За пятьдесят один год до этого он высадился из беспалубной шлюпки в Лаупа-хоэхоэ на наветренном берегу Гавайских островов. Эта шлюпка была единственной уцелевшей с китобойного судна «Черный Принц», из Нью-Бедфорда[1]. Уроженец этих мест, он в двадцать лет благодаря своей сокрушительной силе и ловкости уже был вторым помощником на погибшем впоследствии китобойном судне. Прибыв в Гонолулу и хорошенько оглядевшись, он первым делом женился на Каламе Камаиопили, потом стал лоцманом порта Гонолулу, после этого открыл салун с меблированными комнатами и наконец после смерти отца Каламы занялся скотоводством на унаследованных ею обширных пастбищах.
Свыше полувека жил он с гавайцами и, по их признанию, знал их язык лучше очень многих туземцев. Женившись на Каламе, он взял за ней не только землю, он приобрел и звание вождя и верноподданность простолюдинов. Вдобавок он сам обладал всеми природными качествами, необходимыми вождю: исполинским ростом, бесстрашием, гордостью, пылким нравом, не переносившим ни малейшего оскорбления, ни заносчивости; не боясь решительно ничего, какой бы могучей силой ни обладал противник, он добивался преданности прочих смертных не каким-нибудь презренным торгашеством, а самой широкой щедростью. Он знал гавайцев насквозь, знал их лучше, чем они знали себя, в совершенстве усвоил их полинезийскую велеречивость, знал их поверья, обычаи и обряды.
И вот на семьдесят втором году жизни, проведя в седле целое утро, начавшееся в четыре часа, он лежал теперь в тени деревьев, предаваясь привычной и священной сьесте[2], которую ни один подданный не посмел и не позволил бы нарушить никому даже из равных великому владыке. Только королю предоставлялось это право, но король также убедился в свое время, что нарушить сьесту Хардмэна Пула значило разбудить человека, способного сказать в лицо весьма неприятную правду, а ее, как известно, не любят выслушивать даже короли.

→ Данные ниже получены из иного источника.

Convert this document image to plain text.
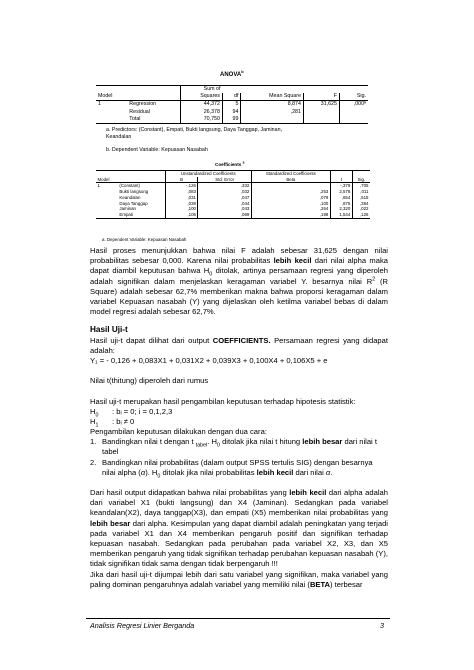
ANOVA$^b$
		Sum of				
Model		Squares	df	Mean Square	F	Sig.
1	Regression	44,372	5	8,874	31,625	,000ª
	Residual	26,378	94	,281		
	Total	70,750	99			
a. Predictors: (Constant), Empati, Bukti langsung, Daya Tanggap, Jaminan, Keandalan
b. Dependent Variable: Kepuasan Nasabah
Coefficients $^a$
		Unstandardized Coefficients		Standardized Coefficients		
Model		B	Std. Error	Beta	t	Sig.
1	(Constant)	-,126	,332		-,379	,705
	Bukti langsung	,083	,032	,253	2,578	,011
	Keandalan	,031	,047	,079	,654	,515
	Daya Tanggap	,039	,044	,100	,875	,384
	Jaminan	,100	,043	,264	2,320	,022
	Empati	,106	,069	,198	1,544	,126
a. Dependent Variable: Kepuasan Nasabah
Hasil proses menunjukkan bahwa nilai F adalah sebesar 31,625 dengan nilai probabilitas sebesar 0,000. Karena nilai probabilitas lebih kecil dari nilai alpha maka dapat diambil keputusan bahwa $H_0$ ditolak, artinya persamaan regresi yang diperoleh adalah signifikan dalam menjelaskan keragaman variabel Y. besarnya nilai $R^2$ (R Square) adalah sebesar 62,7% memberikan makna bahwa proporsi keragaman dalam variabel Kepuasan nasabah (Y) yang dijelaskan oleh ketilma variabel bebas di dalam model regresi adalah sebesar 62,7%.
Hasil Uji-t
Hasil uji-t dapat dilihat dari output COEFFICIENTS. Persamaan regresi yang didapat adalah:
Y₁ = - 0,126 + 0,083X1 + 0,031X2 + 0,039X3 + 0,100X4 + 0,106X5 + e
Nilai t(thitung) diperoleh dari rumus
Hasil uji-t merupakan hasil pengambilan keputusan terhadap hipotesis statistik:
$H_0$ : bᵢ = 0; i = 0,1,2,3
$H_1$ : bᵢ ≠ 0
Pengambilan keputusan dilakukan dengan dua cara:
1. Bandingkan nilai t dengan t $_{tabel}$. $H_0$ ditolak jika nilai t hitung lebih besar dari nilai t tabel
2. Bandingkan nilai probabilitas (dalam output SPSS tertulis SIG) dengan besarnya nilai alpha (α). $H_0$ ditolak jika nilai probabilitas lebih kecil dari nilai α.
Dari hasil output didapatkan bahwa nilai probabilitas yang lebih kecil dari alpha adalah dari variabel X1 (bukti langsung) dan X4 (Jaminan). Sedangkan pada variabel keandalan(X2), daya tanggap(X3), dan empati (X5) memberikan nilai probabilitas yang lebih besar dari alpha. Kesimpulan yang dapat diambil adalah peningkatan yang terjadi pada variabel X1 dan X4 memberikan pengaruh positif dan signifikan terhadap kepuasan nasabah. Sedangkan pada perubahan pada variabel X2, X3, dan X5 memberikan pengaruh yang tidak signifikan terhadap perubahan kepuasan nasabah (Y), tidak signifikan tidak sama dengan tidak berpengaruh !!!
Jika dari hasil uji-t dijumpai lebih dari satu variabel yang signifikan, maka variabel yang paling dominan pengaruhnya adalah variabel yang memiliki nilai (BETA) terbesar
Analisis Regresi Linier Berganda	3
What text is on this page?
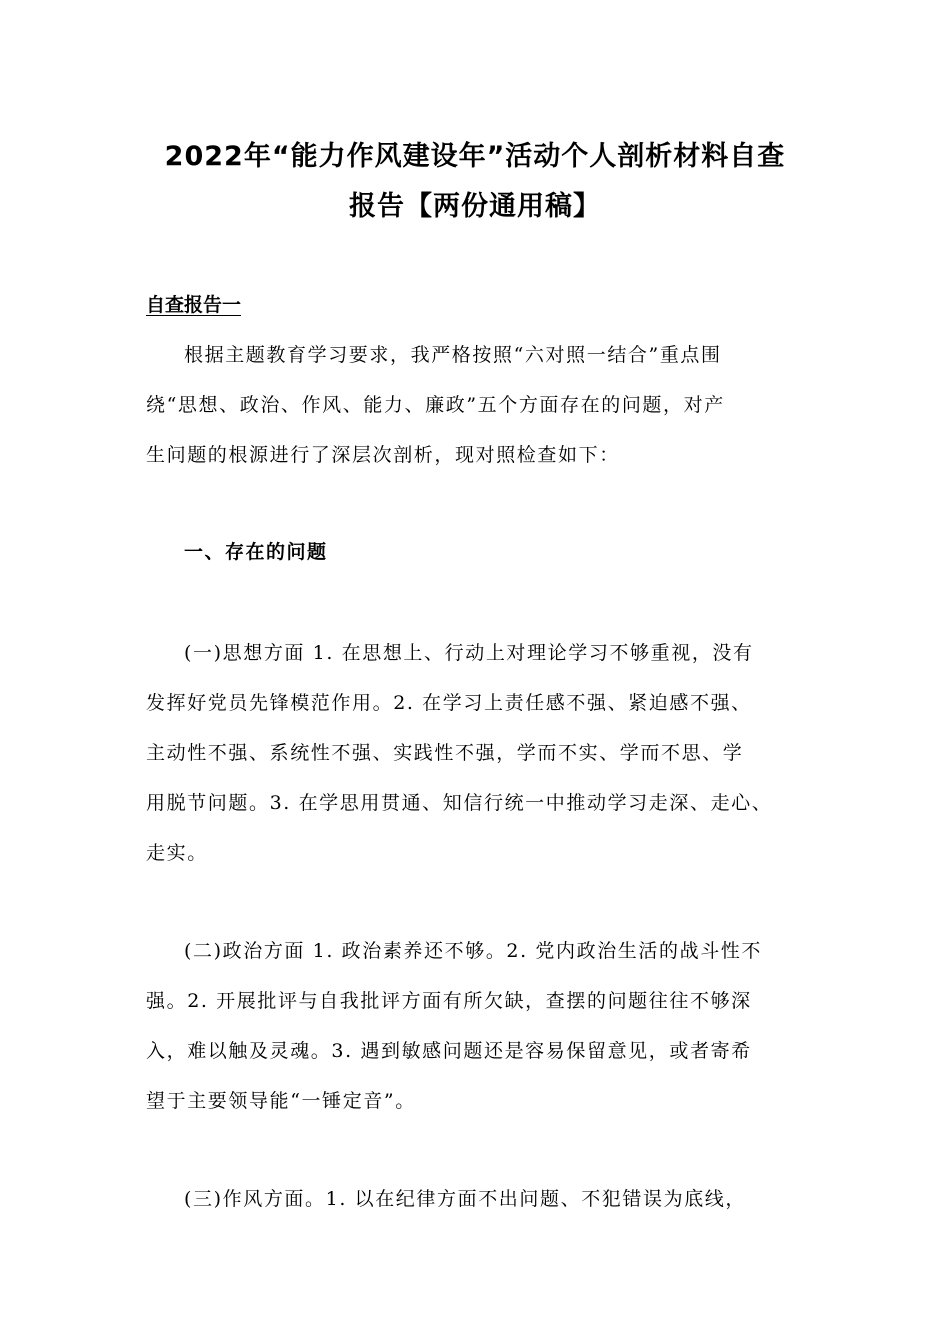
2022年“能力作风建设年”活动个人剖析材料自查
报告【两份通用稿】
自查报告一
根据主题教育学习要求，我严格按照“六对照一结合”重点围
绕“思想、政治、作风、能力、廉政”五个方面存在的问题，对产
生问题的根源进行了深层次剖析，现对照检查如下：
一、存在的问题
(一)思想方面 1. 在思想上、行动上对理论学习不够重视，没有
发挥好党员先锋模范作用。2. 在学习上责任感不强、紧迫感不强、
主动性不强、系统性不强、实践性不强，学而不实、学而不思、学
用脱节问题。3. 在学思用贯通、知信行统一中推动学习走深、走心、
走实。
(二)政治方面 1. 政治素养还不够。2. 党内政治生活的战斗性不
强。2. 开展批评与自我批评方面有所欠缺，查摆的问题往往不够深
入，难以触及灵魂。3. 遇到敏感问题还是容易保留意见，或者寄希
望于主要领导能“一锤定音”。
(三)作风方面。1. 以在纪律方面不出问题、不犯错误为底线，
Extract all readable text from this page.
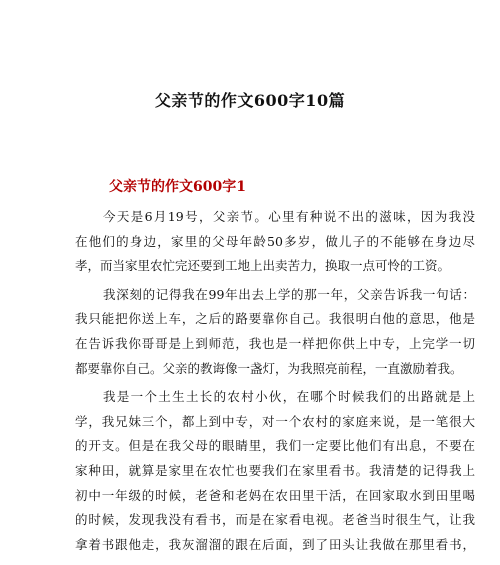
父亲节的作文600字10篇
父亲节的作文600字1
今天是6月19号，父亲节。心里有种说不出的滋味，因为我没
在他们的身边，家里的父母年龄50多岁，做儿子的不能够在身边尽
孝，而当家里农忙完还要到工地上出卖苦力，换取一点可怜的工资。
我深刻的记得我在99年出去上学的那一年，父亲告诉我一句话：
我只能把你送上车，之后的路要靠你自己。我很明白他的意思，他是
在告诉我你哥哥是上到师范，我也是一样把你供上中专，上完学一切
都要靠你自己。父亲的教诲像一盏灯，为我照亮前程，一直激励着我。
我是一个土生土长的农村小伙，在哪个时候我们的出路就是上
学，我兄妹三个，都上到中专，对一个农村的家庭来说，是一笔很大
的开支。但是在我父母的眼睛里，我们一定要比他们有出息，不要在
家种田，就算是家里在农忙也要我们在家里看书。我清楚的记得我上
初中一年级的时候，老爸和老妈在农田里干活，在回家取水到田里喝
的时候，发现我没有看书，而是在家看电视。老爸当时很生气，让我
拿着书跟他走，我灰溜溜的跟在后面，到了田头让我做在那里看书，
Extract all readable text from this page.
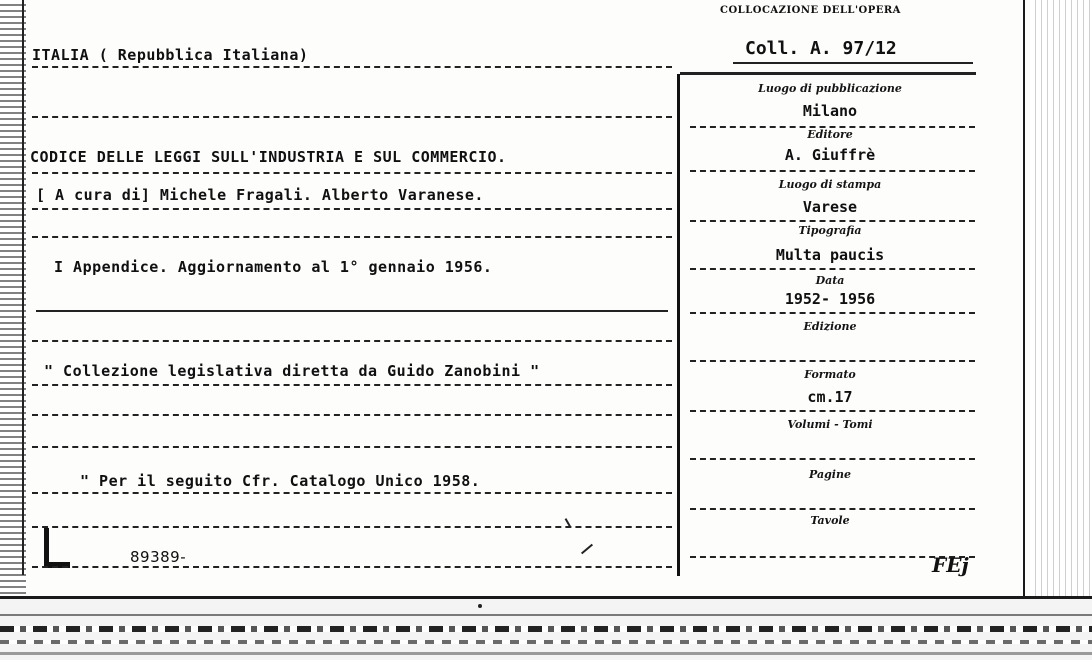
COLLOCAZIONE DELL'OPERA
Coll. A. 97/12
ITALIA ( Repubblica Italiana)
CODICE DELLE LEGGI SULL'INDUSTRIA E SUL COMMERCIO.
[ A cura di] Michele Fragali. Alberto Varanese.
I Appendice. Aggiornamento al 1° gennaio 1956.
" Collezione legislativa diretta da Guido Zanobini "
" Per il seguito Cfr. Catalogo Unico 1958.
89389-
Luogo di pubblicazione
Milano
Editore
A. Giuffrè
Luogo di stampa
Varese
Tipografia
Multa paucis
Data
1952- 1956
Edizione
Formato
cm.17
Volumi - Tomi
Pagine
Tavole
FEj
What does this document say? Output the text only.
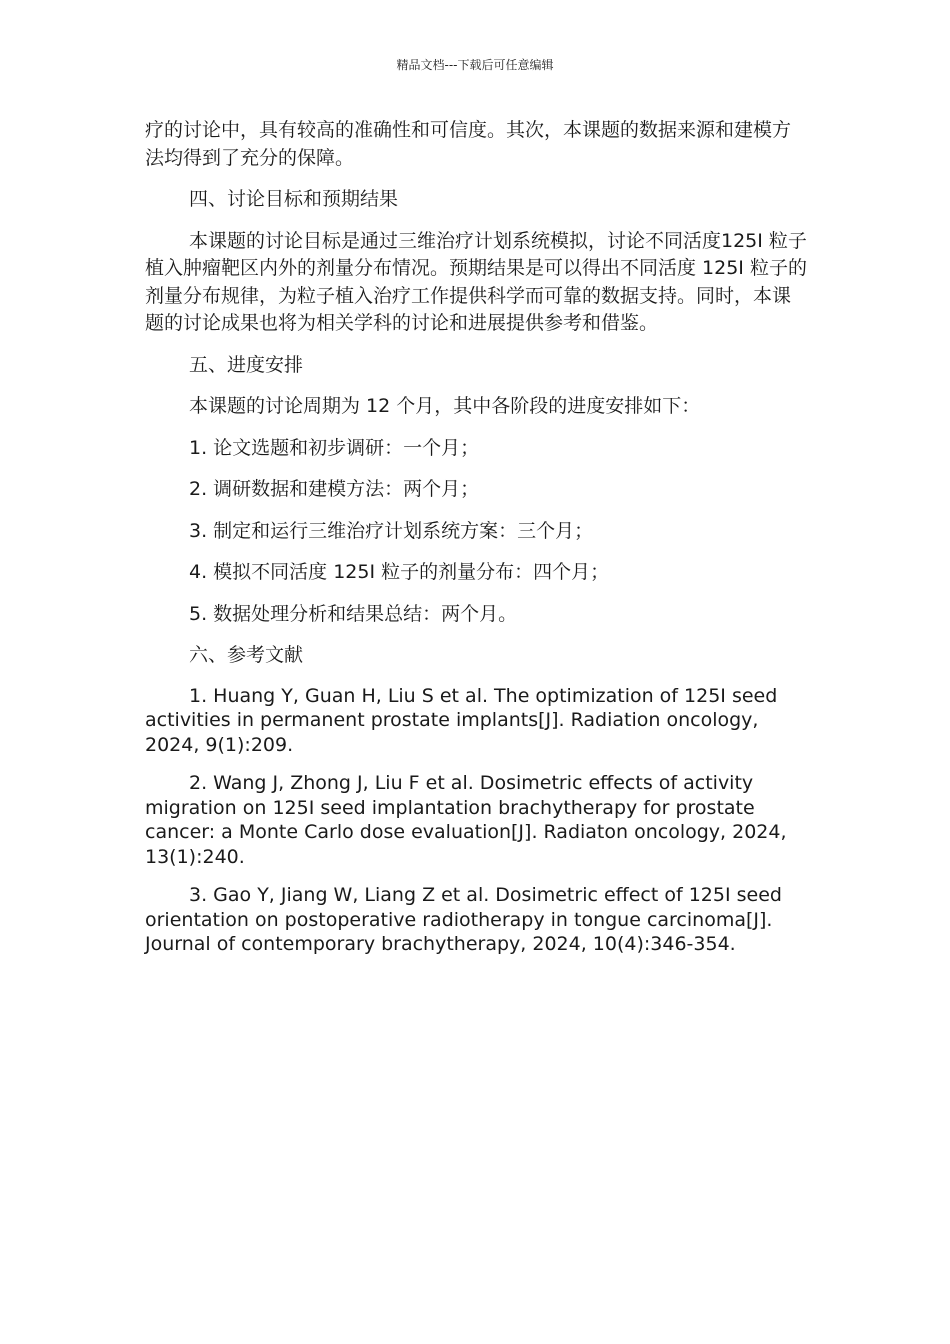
精品文档---下载后可任意编辑

疗的讨论中，具有较高的准确性和可信度。其次，本课题的数据来源和建模方法均得到了充分的保障。

四、讨论目标和预期结果

本课题的讨论目标是通过三维治疗计划系统模拟，讨论不同活度125I 粒子植入肿瘤靶区内外的剂量分布情况。预期结果是可以得出不同活度 125I 粒子的剂量分布规律，为粒子植入治疗工作提供科学而可靠的数据支持。同时，本课题的讨论成果也将为相关学科的讨论和进展提供参考和借鉴。

五、进度安排

本课题的讨论周期为 12 个月，其中各阶段的进度安排如下：

1. 论文选题和初步调研：一个月；

2. 调研数据和建模方法：两个月；

3. 制定和运行三维治疗计划系统方案：三个月；

4. 模拟不同活度 125I 粒子的剂量分布：四个月；

5. 数据处理分析和结果总结：两个月。

六、参考文献

1. Huang Y, Guan H, Liu S et al. The optimization of 125I seed activities in permanent prostate implants[J]. Radiation oncology, 2024, 9(1):209.

2. Wang J, Zhong J, Liu F et al. Dosimetric effects of activity migration on 125I seed implantation brachytherapy for prostate cancer: a Monte Carlo dose evaluation[J]. Radiaton oncology, 2024, 13(1):240.

3. Gao Y, Jiang W, Liang Z et al. Dosimetric effect of 125I seed orientation on postoperative radiotherapy in tongue carcinoma[J]. Journal of contemporary brachytherapy, 2024, 10(4):346-354.
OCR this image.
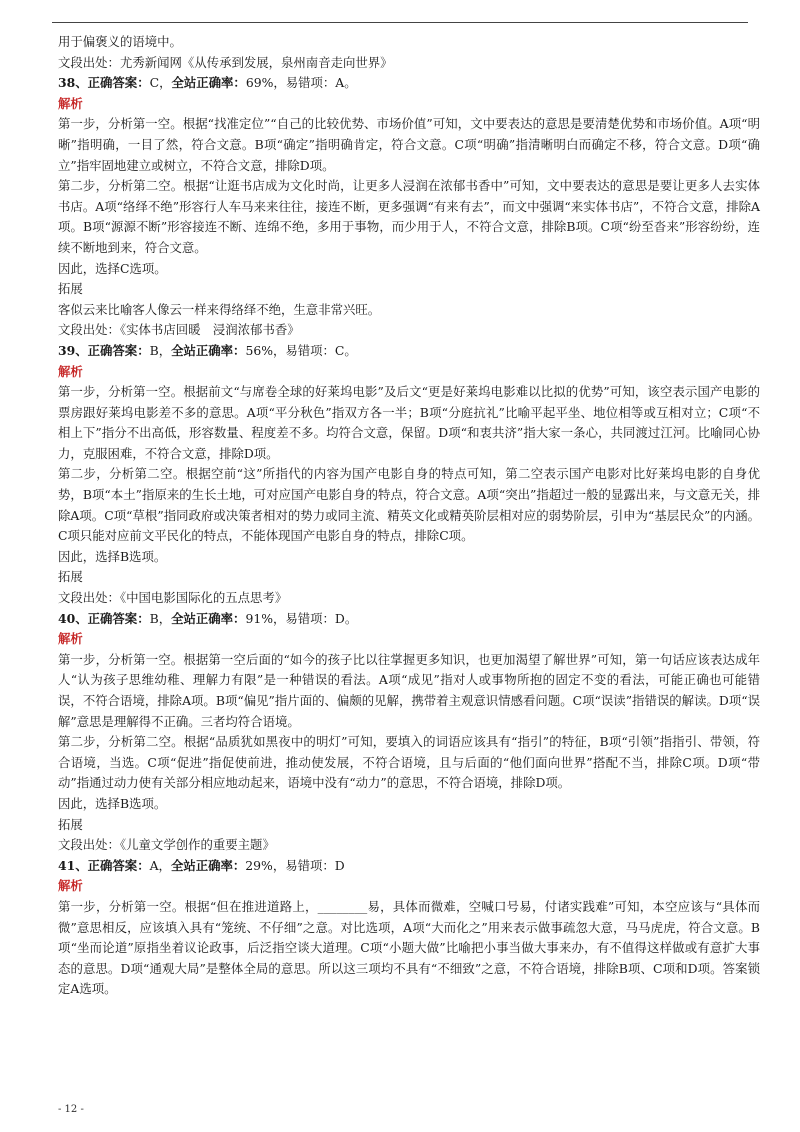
用于偏褒义的语境中。

文段出处：尤秀新闻网《从传承到发展，泉州南音走向世界》

38、正确答案：C，全站正确率：69%，易错项：A。

解析

第一步，分析第一空。根据“找准定位”“自己的比较优势、市场价值”可知，文中要表达的意思是要清楚优势和市场价值。A项“明晰”指明确，一目了然，符合文意。B项“确定”指明确肯定，符合文意。C项“明确”指清晰明白而确定不移，符合文意。D项“确立”指牢固地建立或树立，不符合文意，排除D项。

第二步，分析第二空。根据“让逛书店成为文化时尚，让更多人浸润在浓郁书香中”可知，文中要表达的意思是要让更多人去实体书店。A项“络绎不绝”形容行人车马来来往往，接连不断，更多强调“有来有去”，而文中强调“来实体书店”，不符合文意，排除A项。B项“源源不断”形容接连不断、连绵不绝，多用于事物，而少用于人，不符合文意，排除B项。C项“纷至沓来”形容纷纷，连续不断地到来，符合文意。

因此，选择C选项。

拓展

客似云来比喻客人像云一样来得络绎不绝，生意非常兴旺。

文段出处：《实体书店回暖　浸润浓郁书香》

39、正确答案：B，全站正确率：56%，易错项：C。

解析

第一步，分析第一空。根据前文“与席卷全球的好莱坞电影”及后文“更是好莱坞电影难以比拟的优势”可知，该空表示国产电影的票房跟好莱坞电影差不多的意思。A项“平分秋色”指双方各一半；B项“分庭抗礼”比喻平起平坐、地位相等或互相对立；C项“不相上下”指分不出高低，形容数量、程度差不多。均符合文意，保留。D项“和衷共济”指大家一条心，共同渡过江河。比喻同心协力，克服困难，不符合文意，排除D项。

第二步，分析第二空。根据空前“这”所指代的内容为国产电影自身的特点可知，第二空表示国产电影对比好莱坞电影的自身优势，B项“本土”指原来的生长土地，可对应国产电影自身的特点，符合文意。A项“突出”指超过一般的显露出来，与文意无关，排除A项。C项“草根”指同政府或决策者相对的势力或同主流、精英文化或精英阶层相对应的弱势阶层，引申为“基层民众”的内涵。C项只能对应前文平民化的特点，不能体现国产电影自身的特点，排除C项。

因此，选择B选项。

拓展

文段出处：《中国电影国际化的五点思考》

40、正确答案：B，全站正确率：91%，易错项：D。

解析

第一步，分析第一空。根据第一空后面的“如今的孩子比以往掌握更多知识，也更加渴望了解世界”可知，第一句话应该表达成年人“认为孩子思维幼稚、理解力有限”是一种错误的看法。A项“成见”指对人或事物所抱的固定不变的看法，可能正确也可能错误，不符合语境，排除A项。B项“偏见”指片面的、偏颇的见解，携带着主观意识情感看问题。C项“误读”指错误的解读。D项“误解”意思是理解得不正确。三者均符合语境。

第二步，分析第二空。根据“品质犹如黑夜中的明灯”可知，要填入的词语应该具有“指引”的特征，B项“引领”指指引、带领，符合语境，当选。C项“促进”指促使前进，推动使发展，不符合语境，且与后面的“他们面向世界”搭配不当，排除C项。D项“带动”指通过动力使有关部分相应地动起来，语境中没有“动力”的意思，不符合语境，排除D项。

因此，选择B选项。

拓展

文段出处：《儿童文学创作的重要主题》

41、正确答案：A，全站正确率：29%，易错项：D

解析

第一步，分析第一空。根据“但在推进道路上，________易，具体而微难，空喊口号易，付诸实践难”可知，本空应该与“具体而微”意思相反，应该填入具有“笼统、不仔细”之意。对比选项，A项“大而化之”用来表示做事疏忽大意，马马虎虎，符合文意。B项“坐而论道”原指坐着议论政事，后泛指空谈大道理。C项“小题大做”比喻把小事当做大事来办，有不值得这样做或有意扩大事态的意思。D项“通观大局”是整体全局的意思。所以这三项均不具有“不细致”之意，不符合语境，排除B项、C项和D项。答案锁定A选项。

- 12 -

Солнце продолжало палить. В отдалении слышался конский топот. Умирающий пассат вздыхал и жужжал, нарушая промежутки покоя. Еще тяжелее стал аромат цветов. Женщина принесла обратно успокоившегося младенца. Деревья сложили свои листья и замерли в обморочном покое теплого воздуха. Девочка, затаив дыхание от огромной важности своей задачи, продолжала отгонять мух, и два десятка ковбоев напряженно и безмолвно наблюдали за спящим.
Хардмэн Пул проснулся. Очередной вздох был не таким глубоким, как обычно. Не поднялись и белые длинные усы. Вместо этого под бородой отдулись щеки. Поднялись веки, открыв голубые глаза, живые и глубокие, нисколько не сонные; правая рука потянулась к лежавшей рядом недокуренной трубке, а левая — к спичкам.
— Принеси джина с молоком! — приказал он по-гавайски девочке, задрожавшей при его пробуждении.
Он закурил трубку и не обращал ни малейшего внимания на ожидавших верноподданных, пока стакан молока с джином не был принесен и выпит.
— Ну? — отрывисто спросил он. Двадцать физиономий расплылось в улыбке, двадцать пар черных глаз заблестели приветственно, а он вытер оставшиеся на усах капли джина с молоком. — Чего вы тут околачиваетесь? Что вам нужно? Подойдите поближе.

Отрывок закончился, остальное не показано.